Click on the `+` (white over blue background) in the tab bar at the top that says "SQL query" on popup, and type the following (I use the GoogleSQL pipe syntax (https://cloud.google.com/bigquery/docs/reference/standard-sq... / https://news.ycombinator.com/item?id=41347188) below, but you can also use standard SQL if you prefer):
FROM `bigquery-public-data.hacker_news.full`
|> WHERE type = 'comment' AND timestamp < '2022-11-30'
|> AGGREGATE COUNT(*) AS total, COUNTIF(text LIKE '%—%') AS with_em GROUP BY `by`
|> EXTEND with_em / total AS fraction_with_em
|> ORDER BY fraction_with_em DESC
|> WHERE total > 100 AND fraction_with_em > 0.1
(I'm in place 47 of the 516 results, with 0.29 of my comments (258 of 875) having an em dash in them.)

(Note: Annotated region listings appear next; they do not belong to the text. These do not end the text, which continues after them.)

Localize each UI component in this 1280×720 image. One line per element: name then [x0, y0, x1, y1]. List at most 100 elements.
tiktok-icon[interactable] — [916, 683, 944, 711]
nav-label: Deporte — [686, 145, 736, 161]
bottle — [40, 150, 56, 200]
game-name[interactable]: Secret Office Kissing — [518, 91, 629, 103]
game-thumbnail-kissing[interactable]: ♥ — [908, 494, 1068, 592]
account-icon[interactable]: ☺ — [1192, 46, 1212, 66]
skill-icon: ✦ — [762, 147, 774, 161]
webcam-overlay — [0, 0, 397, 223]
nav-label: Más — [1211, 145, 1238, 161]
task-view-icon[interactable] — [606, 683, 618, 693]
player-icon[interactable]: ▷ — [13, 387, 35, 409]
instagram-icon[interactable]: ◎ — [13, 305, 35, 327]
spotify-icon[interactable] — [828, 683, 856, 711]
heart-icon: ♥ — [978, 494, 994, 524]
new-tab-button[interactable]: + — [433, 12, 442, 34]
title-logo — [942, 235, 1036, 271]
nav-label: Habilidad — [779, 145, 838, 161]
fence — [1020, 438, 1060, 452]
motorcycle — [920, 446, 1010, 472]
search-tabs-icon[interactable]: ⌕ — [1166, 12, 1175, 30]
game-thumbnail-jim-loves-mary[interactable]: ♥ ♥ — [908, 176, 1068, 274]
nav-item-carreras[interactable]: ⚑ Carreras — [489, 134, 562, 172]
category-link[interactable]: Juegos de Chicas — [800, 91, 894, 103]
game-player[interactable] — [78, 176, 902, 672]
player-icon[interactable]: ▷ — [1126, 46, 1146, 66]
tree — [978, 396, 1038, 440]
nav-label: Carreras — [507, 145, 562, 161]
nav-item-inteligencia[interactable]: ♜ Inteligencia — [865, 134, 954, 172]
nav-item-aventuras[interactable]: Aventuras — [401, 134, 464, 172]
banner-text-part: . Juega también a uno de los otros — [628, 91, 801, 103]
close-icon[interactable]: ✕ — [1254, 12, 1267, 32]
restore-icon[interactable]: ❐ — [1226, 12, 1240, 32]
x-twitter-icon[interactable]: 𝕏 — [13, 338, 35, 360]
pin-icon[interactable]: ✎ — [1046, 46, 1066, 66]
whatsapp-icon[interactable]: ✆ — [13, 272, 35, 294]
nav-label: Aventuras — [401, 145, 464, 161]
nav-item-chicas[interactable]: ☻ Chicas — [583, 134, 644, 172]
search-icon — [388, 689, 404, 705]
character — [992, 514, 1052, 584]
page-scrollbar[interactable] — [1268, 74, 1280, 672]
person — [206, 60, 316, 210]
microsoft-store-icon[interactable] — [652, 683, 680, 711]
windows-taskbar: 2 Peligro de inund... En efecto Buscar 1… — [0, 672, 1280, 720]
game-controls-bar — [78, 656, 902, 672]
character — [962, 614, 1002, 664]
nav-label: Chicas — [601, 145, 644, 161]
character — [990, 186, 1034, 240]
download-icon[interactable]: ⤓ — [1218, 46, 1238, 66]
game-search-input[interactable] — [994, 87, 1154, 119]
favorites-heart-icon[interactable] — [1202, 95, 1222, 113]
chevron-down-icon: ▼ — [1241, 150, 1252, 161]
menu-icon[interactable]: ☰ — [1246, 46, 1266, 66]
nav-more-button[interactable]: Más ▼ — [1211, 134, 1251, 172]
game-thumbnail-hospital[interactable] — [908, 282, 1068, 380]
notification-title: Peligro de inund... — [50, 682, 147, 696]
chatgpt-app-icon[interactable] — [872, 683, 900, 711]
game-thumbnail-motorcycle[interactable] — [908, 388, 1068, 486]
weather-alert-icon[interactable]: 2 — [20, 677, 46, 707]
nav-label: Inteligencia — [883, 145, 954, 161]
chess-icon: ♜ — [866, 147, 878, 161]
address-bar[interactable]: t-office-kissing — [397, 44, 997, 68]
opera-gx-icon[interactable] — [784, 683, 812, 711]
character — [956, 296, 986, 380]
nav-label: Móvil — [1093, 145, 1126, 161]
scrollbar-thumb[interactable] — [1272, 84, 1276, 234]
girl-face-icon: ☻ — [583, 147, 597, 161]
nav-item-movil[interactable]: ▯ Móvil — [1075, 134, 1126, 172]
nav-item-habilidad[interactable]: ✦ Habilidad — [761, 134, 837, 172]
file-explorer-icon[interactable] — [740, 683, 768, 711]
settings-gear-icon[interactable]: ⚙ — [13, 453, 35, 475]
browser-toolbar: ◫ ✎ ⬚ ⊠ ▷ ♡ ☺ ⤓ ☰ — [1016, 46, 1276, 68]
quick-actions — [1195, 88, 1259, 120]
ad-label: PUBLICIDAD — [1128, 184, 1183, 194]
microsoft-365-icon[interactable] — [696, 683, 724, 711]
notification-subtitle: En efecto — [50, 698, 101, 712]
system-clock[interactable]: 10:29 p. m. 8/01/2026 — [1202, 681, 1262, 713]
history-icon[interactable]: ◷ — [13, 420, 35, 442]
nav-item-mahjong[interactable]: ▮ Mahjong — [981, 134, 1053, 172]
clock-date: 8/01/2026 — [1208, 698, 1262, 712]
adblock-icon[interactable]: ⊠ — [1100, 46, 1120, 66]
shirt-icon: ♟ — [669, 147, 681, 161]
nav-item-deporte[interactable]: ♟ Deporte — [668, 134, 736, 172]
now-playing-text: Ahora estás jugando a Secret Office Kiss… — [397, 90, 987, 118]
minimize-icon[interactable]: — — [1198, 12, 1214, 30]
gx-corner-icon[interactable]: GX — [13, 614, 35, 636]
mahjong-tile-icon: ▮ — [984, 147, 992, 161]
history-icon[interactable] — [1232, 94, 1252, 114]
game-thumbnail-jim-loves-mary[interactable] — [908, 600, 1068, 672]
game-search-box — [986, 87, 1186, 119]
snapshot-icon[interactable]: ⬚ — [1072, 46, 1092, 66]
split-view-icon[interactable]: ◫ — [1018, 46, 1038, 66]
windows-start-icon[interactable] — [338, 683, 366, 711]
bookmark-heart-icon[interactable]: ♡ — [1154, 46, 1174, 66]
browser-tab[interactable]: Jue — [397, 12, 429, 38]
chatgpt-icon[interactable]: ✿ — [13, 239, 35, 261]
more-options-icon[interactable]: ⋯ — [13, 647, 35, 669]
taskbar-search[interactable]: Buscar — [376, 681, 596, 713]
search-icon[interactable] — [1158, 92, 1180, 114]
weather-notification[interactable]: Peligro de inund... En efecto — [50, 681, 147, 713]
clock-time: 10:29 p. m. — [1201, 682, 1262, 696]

Edit: As you also asked about timestamps:
FROM `bigquery-public-data.hacker_news.full`
|> WHERE type = 'comment' AND timestamp < '2022-11-30'
|> EXTEND text LIKE '%—%' AS has_em
|> AGGREGATE
COUNT(*) AS total,
COUNTIF(has_em) AS with_em,
MIN(timestamp) AS first_comment_timestamp,
MIN(IF(has_em, timestamp, NULL)) AS first_em_timestamp,
TIMESTAMP_SECONDS(CAST(AVG(time) AS INT64)) AS avg_comment_timestamp,
TIMESTAMP_SECONDS(CAST(AVG(IF(has_em, time, NULL)) AS INT64)) AS avg_em_timestamp,
GROUP BY `by`
|> EXTEND with_em / total AS fraction_with_em
|> ORDER BY fraction_with_em DESC
|> WHERE total > 100 AND fraction_with_em > 0.1
for most people the average timestamp is just the midpoint of when they started posting (with em dashes) and the cutoff date of 2022-11-30, and the top-place user zmgsabst stands out for having started only in late January 2022.